From August 1931, Sawada was commander of the IJA 24th Field Artillery Regiment. He returned to teach at the Staff College from March 1933, and was then assigned as chief-of-staff of the Guards Artillery Division. From March 1935, he was promoted to major general and commanded the IJA 1st Field Artillery Brigade. Sawada was then sent as a military attache to Poland in December 1935, returning to Japan in March 1938. While serving in Poland, Sawada advocated the formation of a German-Polish-Japanese alliance against the Soviet Union. He was promoted to lieutenant general in March 1938.

In July 1938, he was assigned command of the IJA 4th Division. Although active in combat in the Second Sino-Japanese War both before and after Sawada's term as commander, while Sawada was in command, the division was a garrison force for Chahar Province in Inner Mongolia. He returned to the General Staff in September 1939, becoming Vice Chief-of-Staff from Wang Jingwei Government. He returned to Japan in October 1942 and retired one month later. Although retired, he continue to serve as a member of the Military Research Committee until the end of the war.

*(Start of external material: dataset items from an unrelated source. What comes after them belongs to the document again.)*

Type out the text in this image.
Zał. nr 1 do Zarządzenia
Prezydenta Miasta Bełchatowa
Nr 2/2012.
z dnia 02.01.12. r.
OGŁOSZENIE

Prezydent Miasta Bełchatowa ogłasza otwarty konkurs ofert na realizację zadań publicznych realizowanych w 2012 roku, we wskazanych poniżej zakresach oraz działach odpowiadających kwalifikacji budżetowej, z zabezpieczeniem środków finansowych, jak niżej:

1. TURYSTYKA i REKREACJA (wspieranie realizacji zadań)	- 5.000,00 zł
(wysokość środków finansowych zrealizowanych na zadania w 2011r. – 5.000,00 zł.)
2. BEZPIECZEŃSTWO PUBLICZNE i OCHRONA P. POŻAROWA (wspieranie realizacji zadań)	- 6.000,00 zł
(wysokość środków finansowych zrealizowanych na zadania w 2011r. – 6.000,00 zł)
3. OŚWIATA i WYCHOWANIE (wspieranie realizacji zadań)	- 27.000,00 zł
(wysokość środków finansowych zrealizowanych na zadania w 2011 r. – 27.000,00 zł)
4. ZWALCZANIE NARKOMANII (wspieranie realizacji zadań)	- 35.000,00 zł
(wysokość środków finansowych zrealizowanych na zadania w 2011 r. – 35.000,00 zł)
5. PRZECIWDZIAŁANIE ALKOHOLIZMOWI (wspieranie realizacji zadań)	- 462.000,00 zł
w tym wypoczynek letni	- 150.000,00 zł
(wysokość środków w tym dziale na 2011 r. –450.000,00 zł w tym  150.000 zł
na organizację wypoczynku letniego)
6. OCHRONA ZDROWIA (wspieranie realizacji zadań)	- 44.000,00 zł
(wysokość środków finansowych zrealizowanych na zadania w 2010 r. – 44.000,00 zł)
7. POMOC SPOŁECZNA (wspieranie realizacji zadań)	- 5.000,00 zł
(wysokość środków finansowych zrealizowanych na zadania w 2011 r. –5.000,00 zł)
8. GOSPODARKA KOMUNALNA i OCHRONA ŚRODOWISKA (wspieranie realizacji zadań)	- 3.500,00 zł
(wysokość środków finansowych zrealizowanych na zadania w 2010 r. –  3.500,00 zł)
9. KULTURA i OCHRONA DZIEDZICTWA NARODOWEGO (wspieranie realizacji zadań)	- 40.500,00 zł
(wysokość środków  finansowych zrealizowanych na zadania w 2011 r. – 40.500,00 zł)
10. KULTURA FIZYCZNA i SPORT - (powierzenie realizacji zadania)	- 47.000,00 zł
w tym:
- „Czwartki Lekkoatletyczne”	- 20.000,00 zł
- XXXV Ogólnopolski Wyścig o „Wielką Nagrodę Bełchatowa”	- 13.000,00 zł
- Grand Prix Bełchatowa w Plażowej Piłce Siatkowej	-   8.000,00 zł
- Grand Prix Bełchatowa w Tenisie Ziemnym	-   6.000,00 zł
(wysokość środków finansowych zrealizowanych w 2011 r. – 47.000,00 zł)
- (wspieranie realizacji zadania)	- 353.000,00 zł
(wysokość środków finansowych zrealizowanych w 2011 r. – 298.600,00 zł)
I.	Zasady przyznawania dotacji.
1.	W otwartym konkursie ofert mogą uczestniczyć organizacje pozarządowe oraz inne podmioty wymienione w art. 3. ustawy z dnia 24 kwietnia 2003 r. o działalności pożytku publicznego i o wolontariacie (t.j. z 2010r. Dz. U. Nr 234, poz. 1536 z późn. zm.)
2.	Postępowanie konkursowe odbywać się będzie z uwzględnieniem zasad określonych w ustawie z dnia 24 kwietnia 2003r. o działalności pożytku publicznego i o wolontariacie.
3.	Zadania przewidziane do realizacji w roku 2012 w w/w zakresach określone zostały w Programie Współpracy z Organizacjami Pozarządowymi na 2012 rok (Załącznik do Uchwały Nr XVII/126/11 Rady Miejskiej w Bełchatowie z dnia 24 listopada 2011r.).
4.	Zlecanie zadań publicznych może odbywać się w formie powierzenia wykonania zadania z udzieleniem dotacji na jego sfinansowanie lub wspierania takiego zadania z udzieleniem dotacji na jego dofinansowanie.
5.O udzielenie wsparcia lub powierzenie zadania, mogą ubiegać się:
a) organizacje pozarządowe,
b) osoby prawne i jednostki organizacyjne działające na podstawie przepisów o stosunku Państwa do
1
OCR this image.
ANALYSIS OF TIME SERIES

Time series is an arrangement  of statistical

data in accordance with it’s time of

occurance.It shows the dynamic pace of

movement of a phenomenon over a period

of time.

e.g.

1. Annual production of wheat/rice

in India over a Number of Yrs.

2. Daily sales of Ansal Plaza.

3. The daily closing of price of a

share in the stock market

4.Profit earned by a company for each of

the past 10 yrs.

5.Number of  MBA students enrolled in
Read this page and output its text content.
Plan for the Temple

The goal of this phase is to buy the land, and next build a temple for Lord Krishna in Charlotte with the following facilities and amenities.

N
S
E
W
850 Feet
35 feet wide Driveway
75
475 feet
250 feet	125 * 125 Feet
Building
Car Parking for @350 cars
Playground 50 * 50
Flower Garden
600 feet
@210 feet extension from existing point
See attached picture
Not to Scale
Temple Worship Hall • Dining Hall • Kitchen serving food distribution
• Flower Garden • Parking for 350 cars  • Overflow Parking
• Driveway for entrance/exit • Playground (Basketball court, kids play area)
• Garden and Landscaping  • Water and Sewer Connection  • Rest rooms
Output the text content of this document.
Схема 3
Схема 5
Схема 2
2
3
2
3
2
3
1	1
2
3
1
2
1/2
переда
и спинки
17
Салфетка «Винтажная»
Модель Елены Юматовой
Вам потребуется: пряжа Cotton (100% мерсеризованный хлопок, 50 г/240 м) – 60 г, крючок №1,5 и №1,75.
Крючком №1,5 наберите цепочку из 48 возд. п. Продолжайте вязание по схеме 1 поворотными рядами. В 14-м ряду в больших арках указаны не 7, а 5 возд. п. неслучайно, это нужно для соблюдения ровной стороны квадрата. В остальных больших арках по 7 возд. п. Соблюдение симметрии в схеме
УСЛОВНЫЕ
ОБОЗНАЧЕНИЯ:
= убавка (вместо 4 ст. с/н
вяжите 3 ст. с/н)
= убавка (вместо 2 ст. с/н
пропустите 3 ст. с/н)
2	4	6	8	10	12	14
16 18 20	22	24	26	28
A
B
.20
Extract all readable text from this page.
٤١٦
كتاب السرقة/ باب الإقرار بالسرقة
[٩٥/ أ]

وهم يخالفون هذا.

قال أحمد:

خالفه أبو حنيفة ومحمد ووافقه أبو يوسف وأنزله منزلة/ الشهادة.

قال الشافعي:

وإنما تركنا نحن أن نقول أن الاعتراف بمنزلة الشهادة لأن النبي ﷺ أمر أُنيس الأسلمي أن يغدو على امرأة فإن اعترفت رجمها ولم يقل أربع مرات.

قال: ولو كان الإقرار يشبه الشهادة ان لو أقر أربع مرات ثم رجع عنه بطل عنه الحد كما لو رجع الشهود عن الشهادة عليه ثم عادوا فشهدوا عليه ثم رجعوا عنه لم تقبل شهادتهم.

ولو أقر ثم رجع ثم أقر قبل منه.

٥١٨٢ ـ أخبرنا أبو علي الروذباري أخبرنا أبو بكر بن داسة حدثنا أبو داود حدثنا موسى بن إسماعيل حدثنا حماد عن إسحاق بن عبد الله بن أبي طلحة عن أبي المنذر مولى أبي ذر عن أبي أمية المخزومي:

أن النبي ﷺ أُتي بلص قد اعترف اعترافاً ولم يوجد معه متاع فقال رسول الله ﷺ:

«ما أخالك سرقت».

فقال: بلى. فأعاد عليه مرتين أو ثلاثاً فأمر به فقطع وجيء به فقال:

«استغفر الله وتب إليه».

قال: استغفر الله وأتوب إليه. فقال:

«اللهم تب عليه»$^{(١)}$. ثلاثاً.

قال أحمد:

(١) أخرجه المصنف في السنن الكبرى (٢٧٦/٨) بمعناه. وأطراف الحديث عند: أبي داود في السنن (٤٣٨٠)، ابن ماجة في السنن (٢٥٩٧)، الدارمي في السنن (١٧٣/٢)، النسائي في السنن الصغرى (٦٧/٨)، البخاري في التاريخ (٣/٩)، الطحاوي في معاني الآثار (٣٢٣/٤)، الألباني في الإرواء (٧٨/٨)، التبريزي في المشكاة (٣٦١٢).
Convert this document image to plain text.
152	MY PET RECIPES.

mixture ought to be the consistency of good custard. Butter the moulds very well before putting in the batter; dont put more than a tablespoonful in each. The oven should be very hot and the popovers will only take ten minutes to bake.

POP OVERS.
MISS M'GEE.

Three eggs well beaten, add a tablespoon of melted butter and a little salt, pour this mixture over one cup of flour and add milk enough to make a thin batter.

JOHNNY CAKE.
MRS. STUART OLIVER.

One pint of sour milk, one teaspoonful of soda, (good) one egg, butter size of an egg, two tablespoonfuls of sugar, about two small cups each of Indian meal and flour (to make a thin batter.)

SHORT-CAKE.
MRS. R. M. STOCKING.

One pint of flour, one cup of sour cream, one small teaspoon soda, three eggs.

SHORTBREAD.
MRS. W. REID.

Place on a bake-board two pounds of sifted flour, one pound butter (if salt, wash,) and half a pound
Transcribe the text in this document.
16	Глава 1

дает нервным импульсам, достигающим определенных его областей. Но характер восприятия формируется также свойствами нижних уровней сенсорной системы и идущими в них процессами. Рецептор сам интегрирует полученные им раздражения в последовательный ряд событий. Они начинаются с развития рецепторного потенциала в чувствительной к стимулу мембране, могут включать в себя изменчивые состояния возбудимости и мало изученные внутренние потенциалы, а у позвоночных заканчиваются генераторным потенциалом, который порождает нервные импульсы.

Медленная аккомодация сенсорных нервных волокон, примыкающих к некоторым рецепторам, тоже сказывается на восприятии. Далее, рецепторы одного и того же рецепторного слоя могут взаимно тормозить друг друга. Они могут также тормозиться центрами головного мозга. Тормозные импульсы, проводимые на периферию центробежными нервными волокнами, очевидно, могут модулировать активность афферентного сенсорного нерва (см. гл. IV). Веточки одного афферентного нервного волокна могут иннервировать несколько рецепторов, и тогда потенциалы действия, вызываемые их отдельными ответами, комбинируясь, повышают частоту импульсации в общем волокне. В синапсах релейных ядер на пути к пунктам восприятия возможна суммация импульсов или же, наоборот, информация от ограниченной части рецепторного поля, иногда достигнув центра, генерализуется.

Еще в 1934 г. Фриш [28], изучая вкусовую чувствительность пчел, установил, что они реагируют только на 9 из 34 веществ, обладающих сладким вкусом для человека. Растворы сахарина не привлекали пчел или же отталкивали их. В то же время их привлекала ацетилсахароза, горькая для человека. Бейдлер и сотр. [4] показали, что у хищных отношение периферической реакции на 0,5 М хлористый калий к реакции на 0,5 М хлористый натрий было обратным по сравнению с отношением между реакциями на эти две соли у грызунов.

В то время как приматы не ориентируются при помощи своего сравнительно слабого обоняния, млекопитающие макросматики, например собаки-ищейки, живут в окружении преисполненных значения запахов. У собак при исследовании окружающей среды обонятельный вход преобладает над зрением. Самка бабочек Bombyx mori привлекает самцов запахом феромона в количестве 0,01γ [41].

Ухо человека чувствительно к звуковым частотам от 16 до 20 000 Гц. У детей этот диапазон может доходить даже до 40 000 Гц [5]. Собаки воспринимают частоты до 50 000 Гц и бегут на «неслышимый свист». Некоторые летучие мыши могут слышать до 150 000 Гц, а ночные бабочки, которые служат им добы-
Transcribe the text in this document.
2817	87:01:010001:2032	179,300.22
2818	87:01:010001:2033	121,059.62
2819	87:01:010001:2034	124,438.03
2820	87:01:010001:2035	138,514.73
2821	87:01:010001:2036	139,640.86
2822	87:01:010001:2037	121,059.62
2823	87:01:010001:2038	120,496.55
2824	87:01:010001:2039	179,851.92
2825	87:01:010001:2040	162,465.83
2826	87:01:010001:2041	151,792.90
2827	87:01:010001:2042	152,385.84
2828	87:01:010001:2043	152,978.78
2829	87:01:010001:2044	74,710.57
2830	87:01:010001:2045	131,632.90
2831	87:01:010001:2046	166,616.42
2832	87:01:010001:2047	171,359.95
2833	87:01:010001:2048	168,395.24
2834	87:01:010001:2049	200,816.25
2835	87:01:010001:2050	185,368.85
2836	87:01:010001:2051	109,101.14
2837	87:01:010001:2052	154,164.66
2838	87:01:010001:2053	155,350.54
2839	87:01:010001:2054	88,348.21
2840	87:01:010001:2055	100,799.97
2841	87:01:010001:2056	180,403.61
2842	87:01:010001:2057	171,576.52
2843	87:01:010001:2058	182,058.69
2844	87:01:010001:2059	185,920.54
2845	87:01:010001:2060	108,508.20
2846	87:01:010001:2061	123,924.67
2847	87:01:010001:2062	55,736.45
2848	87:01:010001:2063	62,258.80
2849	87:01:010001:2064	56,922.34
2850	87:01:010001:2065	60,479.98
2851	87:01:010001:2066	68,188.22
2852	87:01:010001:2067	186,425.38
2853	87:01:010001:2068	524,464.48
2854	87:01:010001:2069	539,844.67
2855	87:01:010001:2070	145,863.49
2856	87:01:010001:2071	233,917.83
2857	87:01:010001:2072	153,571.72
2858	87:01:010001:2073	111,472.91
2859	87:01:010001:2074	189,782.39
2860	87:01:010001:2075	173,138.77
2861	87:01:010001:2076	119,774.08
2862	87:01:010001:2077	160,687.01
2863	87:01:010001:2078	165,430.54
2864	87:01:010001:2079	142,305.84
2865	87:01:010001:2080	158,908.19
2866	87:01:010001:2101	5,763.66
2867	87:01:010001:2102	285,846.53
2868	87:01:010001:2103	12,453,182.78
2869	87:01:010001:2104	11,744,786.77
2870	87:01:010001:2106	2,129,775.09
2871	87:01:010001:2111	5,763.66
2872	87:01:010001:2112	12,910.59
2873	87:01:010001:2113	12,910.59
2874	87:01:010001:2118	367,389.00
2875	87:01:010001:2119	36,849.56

After the surrender of Japan, Sawada was arrested by the American occupation authorities and charged with command responsibility for war crimes in conjunction with the execution of surviving airmen of the Doolittle Raid who had been captured in China. He was found guilty by the US Military Commission in Shanghai and was sentenced to five years in prison with hard labor. The sentence was notably lenient since the commission took into account that Sawada had protested the death sentences of the three prisoners who were illegally executed, but was overruled. He was returned to Tokyo's Sugamo Prison to serve his sentence. He was released from prison in January 1950. He died in 1980 at the age of 93.